Politik
Donnerstag, 12. August 2010

Agent in Deutschland: Polen übergibt Mossad-Mann

Im Januar ermorden mutmaßliche Mossad-Agenten einen Hamas-Führer in einem Luxus-Hotel in Dubai. Nur einer der Verdächtigten wird gefasst. Jetzt liefert Polen den Mann an Deutschland aus. Hier drohen ihm bis zu fünf Jahren Haft - wegen Fälschung.

Uri B. war zuletzt in Warschau.
Uri B. war zuletzt in Warschau.(Foto: dpa)

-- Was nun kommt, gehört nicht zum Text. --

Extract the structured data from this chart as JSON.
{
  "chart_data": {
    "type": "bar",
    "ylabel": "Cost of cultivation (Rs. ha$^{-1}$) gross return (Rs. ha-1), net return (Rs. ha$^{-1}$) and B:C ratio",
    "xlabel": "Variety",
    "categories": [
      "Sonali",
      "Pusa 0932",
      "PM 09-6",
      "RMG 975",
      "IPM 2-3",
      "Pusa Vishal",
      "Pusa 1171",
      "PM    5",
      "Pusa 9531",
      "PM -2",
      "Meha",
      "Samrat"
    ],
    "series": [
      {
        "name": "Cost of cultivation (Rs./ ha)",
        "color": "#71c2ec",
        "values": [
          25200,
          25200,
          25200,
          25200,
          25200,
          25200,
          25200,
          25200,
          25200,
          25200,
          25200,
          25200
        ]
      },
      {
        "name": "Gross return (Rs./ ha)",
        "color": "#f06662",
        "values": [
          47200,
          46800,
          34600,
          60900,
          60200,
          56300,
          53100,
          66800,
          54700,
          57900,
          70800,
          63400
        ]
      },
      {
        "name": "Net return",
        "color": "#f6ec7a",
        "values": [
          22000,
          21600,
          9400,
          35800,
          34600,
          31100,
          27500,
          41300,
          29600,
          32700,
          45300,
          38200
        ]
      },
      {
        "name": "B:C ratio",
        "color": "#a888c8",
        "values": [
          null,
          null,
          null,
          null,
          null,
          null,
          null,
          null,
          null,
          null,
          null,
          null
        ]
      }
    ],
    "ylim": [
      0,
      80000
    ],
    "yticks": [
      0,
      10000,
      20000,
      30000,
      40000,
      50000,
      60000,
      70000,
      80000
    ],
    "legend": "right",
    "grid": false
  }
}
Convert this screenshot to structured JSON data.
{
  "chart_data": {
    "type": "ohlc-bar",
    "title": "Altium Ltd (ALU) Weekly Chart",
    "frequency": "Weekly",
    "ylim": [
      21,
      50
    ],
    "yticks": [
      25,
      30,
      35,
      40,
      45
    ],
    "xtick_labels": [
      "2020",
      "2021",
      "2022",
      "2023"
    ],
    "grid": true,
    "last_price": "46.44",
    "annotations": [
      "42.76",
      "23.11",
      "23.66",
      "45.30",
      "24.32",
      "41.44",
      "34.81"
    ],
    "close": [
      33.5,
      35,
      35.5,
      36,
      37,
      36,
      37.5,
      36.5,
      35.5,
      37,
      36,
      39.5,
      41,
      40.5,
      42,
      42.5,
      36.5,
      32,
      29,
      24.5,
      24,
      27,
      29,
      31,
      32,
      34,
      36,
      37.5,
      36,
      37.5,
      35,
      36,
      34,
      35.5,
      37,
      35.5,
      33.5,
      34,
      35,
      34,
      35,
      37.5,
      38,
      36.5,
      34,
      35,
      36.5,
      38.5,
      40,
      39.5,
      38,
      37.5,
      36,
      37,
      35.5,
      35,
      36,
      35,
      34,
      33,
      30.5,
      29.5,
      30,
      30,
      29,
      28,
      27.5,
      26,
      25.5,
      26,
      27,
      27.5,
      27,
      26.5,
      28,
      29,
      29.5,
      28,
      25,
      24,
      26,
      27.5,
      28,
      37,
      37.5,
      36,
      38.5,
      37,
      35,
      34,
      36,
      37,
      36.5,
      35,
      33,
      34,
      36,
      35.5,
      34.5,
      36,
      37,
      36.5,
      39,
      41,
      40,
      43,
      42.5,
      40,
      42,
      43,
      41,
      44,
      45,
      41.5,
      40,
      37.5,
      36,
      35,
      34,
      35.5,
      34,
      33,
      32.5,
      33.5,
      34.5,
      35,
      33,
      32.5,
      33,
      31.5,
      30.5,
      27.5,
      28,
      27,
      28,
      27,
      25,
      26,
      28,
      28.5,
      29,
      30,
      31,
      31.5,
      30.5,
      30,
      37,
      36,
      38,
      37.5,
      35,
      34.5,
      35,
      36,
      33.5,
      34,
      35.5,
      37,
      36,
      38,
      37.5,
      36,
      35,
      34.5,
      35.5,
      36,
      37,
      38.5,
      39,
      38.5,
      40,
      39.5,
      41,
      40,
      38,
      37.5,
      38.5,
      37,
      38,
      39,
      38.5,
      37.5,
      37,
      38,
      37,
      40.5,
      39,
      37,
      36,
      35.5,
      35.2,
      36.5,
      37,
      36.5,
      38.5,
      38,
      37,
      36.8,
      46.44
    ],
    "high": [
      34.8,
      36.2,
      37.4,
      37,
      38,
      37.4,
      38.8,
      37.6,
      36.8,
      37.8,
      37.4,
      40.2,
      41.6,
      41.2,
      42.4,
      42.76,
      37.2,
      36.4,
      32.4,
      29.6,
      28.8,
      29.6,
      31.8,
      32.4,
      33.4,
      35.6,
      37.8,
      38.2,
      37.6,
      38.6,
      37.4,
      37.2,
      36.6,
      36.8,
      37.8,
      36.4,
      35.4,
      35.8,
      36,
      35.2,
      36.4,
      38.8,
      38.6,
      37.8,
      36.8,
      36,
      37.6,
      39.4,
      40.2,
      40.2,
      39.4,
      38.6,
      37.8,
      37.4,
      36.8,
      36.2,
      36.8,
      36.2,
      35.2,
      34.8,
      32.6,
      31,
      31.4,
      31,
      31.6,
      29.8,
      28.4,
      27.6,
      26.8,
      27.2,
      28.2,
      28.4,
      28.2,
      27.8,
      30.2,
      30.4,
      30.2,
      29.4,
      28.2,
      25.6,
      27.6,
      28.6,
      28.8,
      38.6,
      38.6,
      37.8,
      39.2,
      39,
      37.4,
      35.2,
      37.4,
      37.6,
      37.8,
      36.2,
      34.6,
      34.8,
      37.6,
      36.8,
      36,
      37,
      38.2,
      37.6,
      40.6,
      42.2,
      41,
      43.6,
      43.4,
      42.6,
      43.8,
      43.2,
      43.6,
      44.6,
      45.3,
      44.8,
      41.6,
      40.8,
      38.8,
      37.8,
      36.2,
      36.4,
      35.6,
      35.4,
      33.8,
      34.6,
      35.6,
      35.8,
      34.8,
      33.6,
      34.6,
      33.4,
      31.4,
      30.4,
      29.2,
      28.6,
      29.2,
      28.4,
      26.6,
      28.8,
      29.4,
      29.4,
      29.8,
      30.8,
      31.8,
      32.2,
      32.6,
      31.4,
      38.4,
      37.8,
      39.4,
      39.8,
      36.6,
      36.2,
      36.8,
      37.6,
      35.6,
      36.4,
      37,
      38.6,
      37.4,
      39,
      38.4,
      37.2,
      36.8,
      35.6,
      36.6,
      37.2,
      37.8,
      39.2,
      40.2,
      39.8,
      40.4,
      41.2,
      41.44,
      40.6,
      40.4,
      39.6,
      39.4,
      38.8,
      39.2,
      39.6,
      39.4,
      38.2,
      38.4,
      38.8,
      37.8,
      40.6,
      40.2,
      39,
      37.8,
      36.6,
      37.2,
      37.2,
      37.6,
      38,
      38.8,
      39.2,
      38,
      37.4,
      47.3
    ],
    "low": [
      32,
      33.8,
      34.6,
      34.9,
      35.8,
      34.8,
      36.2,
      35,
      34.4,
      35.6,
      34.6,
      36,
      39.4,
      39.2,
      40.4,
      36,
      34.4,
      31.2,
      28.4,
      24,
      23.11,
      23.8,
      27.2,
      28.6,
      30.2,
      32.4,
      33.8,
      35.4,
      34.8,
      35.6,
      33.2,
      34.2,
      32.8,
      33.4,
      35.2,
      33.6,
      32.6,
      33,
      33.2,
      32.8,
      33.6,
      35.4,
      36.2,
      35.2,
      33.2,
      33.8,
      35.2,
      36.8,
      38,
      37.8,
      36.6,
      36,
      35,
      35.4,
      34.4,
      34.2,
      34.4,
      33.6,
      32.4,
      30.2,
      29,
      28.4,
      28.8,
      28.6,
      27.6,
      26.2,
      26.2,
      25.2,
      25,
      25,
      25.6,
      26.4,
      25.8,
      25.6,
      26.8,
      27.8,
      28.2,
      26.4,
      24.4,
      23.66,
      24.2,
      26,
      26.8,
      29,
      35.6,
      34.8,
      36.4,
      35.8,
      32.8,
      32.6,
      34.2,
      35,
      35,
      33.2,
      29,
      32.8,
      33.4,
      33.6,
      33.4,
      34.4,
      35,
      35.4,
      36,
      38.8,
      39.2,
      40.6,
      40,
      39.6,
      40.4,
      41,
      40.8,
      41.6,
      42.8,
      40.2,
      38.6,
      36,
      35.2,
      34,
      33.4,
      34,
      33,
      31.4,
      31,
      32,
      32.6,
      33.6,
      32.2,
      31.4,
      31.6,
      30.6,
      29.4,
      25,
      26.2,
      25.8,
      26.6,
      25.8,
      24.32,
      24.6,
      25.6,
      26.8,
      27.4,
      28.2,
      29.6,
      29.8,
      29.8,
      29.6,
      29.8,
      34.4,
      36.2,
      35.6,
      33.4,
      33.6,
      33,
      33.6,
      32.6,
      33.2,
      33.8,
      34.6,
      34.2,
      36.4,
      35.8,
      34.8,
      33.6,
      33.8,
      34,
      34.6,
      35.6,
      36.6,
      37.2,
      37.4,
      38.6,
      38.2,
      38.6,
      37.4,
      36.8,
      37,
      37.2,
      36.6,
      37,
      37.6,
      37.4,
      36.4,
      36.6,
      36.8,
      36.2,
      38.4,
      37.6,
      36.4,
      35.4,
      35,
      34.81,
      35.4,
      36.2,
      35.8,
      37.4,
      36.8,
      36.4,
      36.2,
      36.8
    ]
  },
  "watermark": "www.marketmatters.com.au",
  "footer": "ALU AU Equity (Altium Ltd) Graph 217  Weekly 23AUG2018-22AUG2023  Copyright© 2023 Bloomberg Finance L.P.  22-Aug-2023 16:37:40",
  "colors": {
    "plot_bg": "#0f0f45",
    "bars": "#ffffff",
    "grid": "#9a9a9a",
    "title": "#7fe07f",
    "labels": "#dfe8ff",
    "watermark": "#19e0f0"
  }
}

Polen hat einen mutmaßlichen Agent en des israelischen Geheimdienstes Mossad, der an den Vorbereitungen für das Attentat auf einen Hamas-Führer in Dubai beteiligt gewesen sein soll, an Deutschland ausgeliefert. Uri B. sei der deutschen Polizei übergeben worden, sagte ein Polizeisprecher der polnischen Nachrichtenagentur PAP.

Ein Berufungsgericht in Warschau hatte vor einer Woche die Überstellung des Mannes für zulässig erklärt. Er kann in Deutschland nur wegen Falschbeurkundung und Fälschung, nicht aber wegen geheimdienstlicher Tätigkeit angeklagt werden.

Attentatsvorbereitungen in Deutschland

Der angebliche Mossad-Agent war am 4. Juni am Flughafen in Warschau festgenommen worden. Der mit europäischem Haftbefehl gesuchte Mann steht im Verdacht, von Deutschland aus Vorbereitungen für das spektakuläre Attentat auf einen Hamas-Führer Anfang dieses Jahres getroffen zu haben. Israel hatte die Freilassung seines Staatsbürgers gefordert.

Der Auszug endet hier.